The report indicates that 14 percent of organizations have implemented AI agents at scale or partially, but most agents still operate at low autonomy levels. Currently, only a small share of business processes are managed by agents with Level 3 or higher autonomy. This is expected to rise to just 25 percent by 2028, which reflects a cautious approach to full automation.

A major barrier to scaling AI is the lack of readiness in data and technology infrastructure. Most organizations report low maturity in areas like data integration, governance, and AI infrastructure. Moreover, over 60% of organizations expect to have human-agent teams within a year, where agents support or augment human roles. This change is expected to enhance productivity, creativity, and employee satisfaction.

“The economic potential of AI agents is significant, but realizing this value depends on more than just the technology, it requires a comprehensive and strategic transformation across people, processes and systems,” Franck Greverie, chief portfolio & technology officer at Capgemini.

Lastly, more than half of organizations believe AI agents will eliminate more jobs than they create, and 61% report employee anxiety about their future roles. However, only some of them are taking proactive steps to reskill or restructure their workforce.

Strategic priorities for IT leaders to unlock the full potential of Agentic AI

Here are the key recommendations for IT leaders from the Capgemini report:

1. Redesign processes around AI Agents

IT leaders should rethink workflows from the ground up and integrate AI agents as core components. This involves orchestrating AI agents alongside Gen AI, traditional AI, and automation tools to manage end-to-end processes.

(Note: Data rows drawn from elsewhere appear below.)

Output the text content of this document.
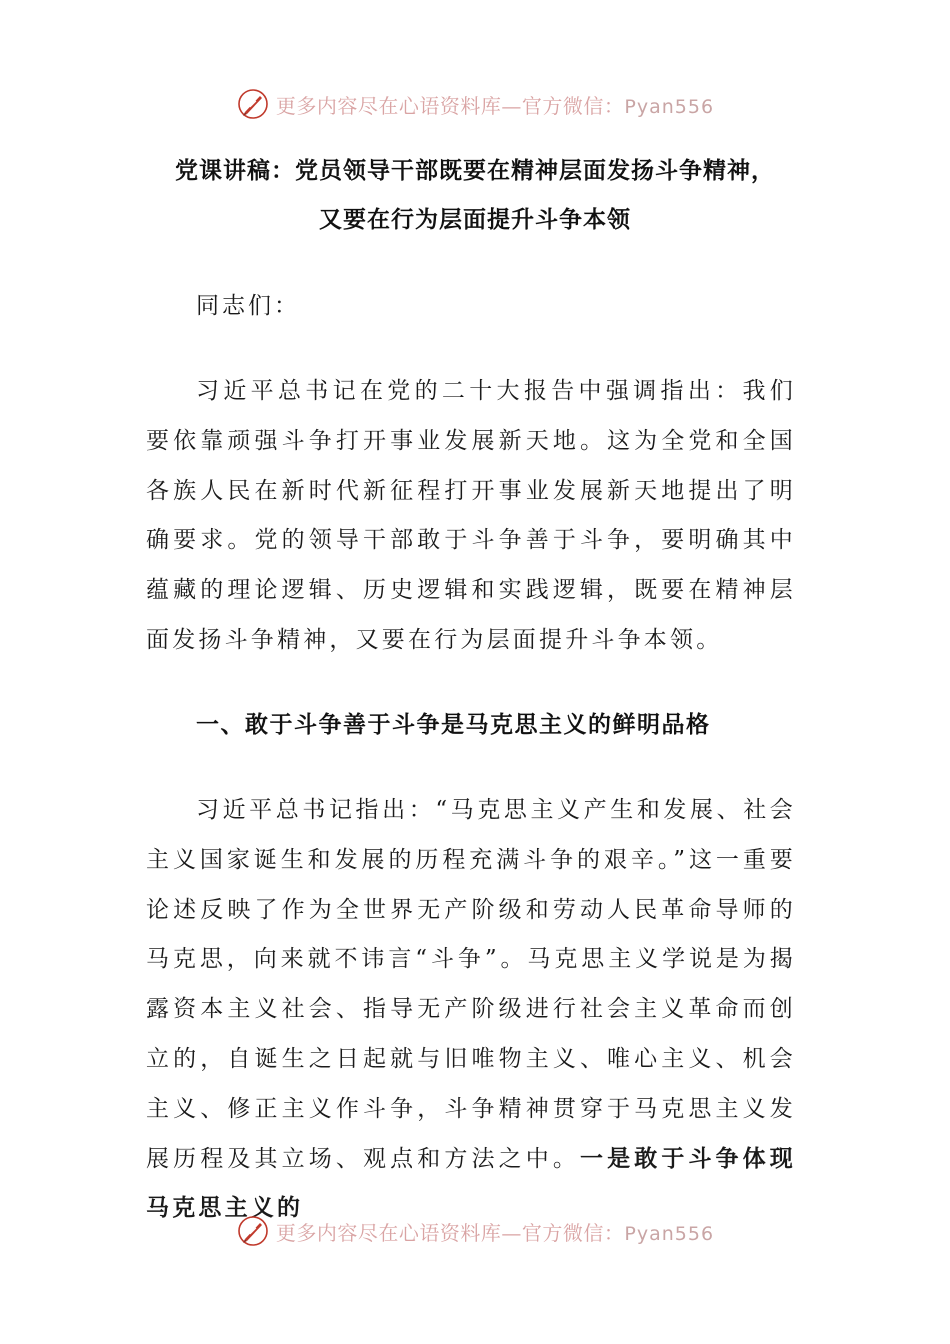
更多内容尽在心语资料库—官方微信：Pyan556
党课讲稿：党员领导干部既要在精神层面发扬斗争精神，
又要在行为层面提升斗争本领

同志们：

习近平总书记在党的二十大报告中强调指出：我们要依靠顽强斗争打开事业发展新天地。这为全党和全国各族人民在新时代新征程打开事业发展新天地提出了明确要求。党的领导干部敢于斗争善于斗争，要明确其中蕴藏的理论逻辑、历史逻辑和实践逻辑，既要在精神层面发扬斗争精神，又要在行为层面提升斗争本领。

一、敢于斗争善于斗争是马克思主义的鲜明品格

习近平总书记指出：“马克思主义产生和发展、社会主义国家诞生和发展的历程充满斗争的艰辛。”这一重要论述反映了作为全世界无产阶级和劳动人民革命导师的马克思，向来就不讳言“斗争”。马克思主义学说是为揭露资本主义社会、指导无产阶级进行社会主义革命而创立的，自诞生之日起就与旧唯物主义、唯心主义、机会主义、修正主义作斗争，斗争精神贯穿于马克思主义发展历程及其立场、观点和方法之中。一是敢于斗争体现马克思主义的

更多内容尽在心语资料库—官方微信：Pyan556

2. Transform workforce and organizational structures

AI agents should be treated as team members, not just tools. Organizations must redefine roles, create new positions like AI agent supervisors, and embed agents into team structures.

3. Balance autonomy with human oversight

IT leaders should determine the right level of autonomy for each process, and decisions should be categorized based on risk, reversibility, ethical implications, and compliance needs. They must build human oversight into important points, with clear escalation paths and override capabilities.

4. Strengthen data and technology foundations

IT leaders should ensure high-quality, integrated, and secure data systems and invest in scalable computing resources. It’s important to ensure interoperability across platforms and adopt modern architectures like vector databases and real-time pipelines.

5. Choose the right technology strategy

Organizations must decide whether to build, buy, or adopt a hybrid approach for AI agents. This decision should be based on integration ease, customization needs, cost control, and privacy requirements.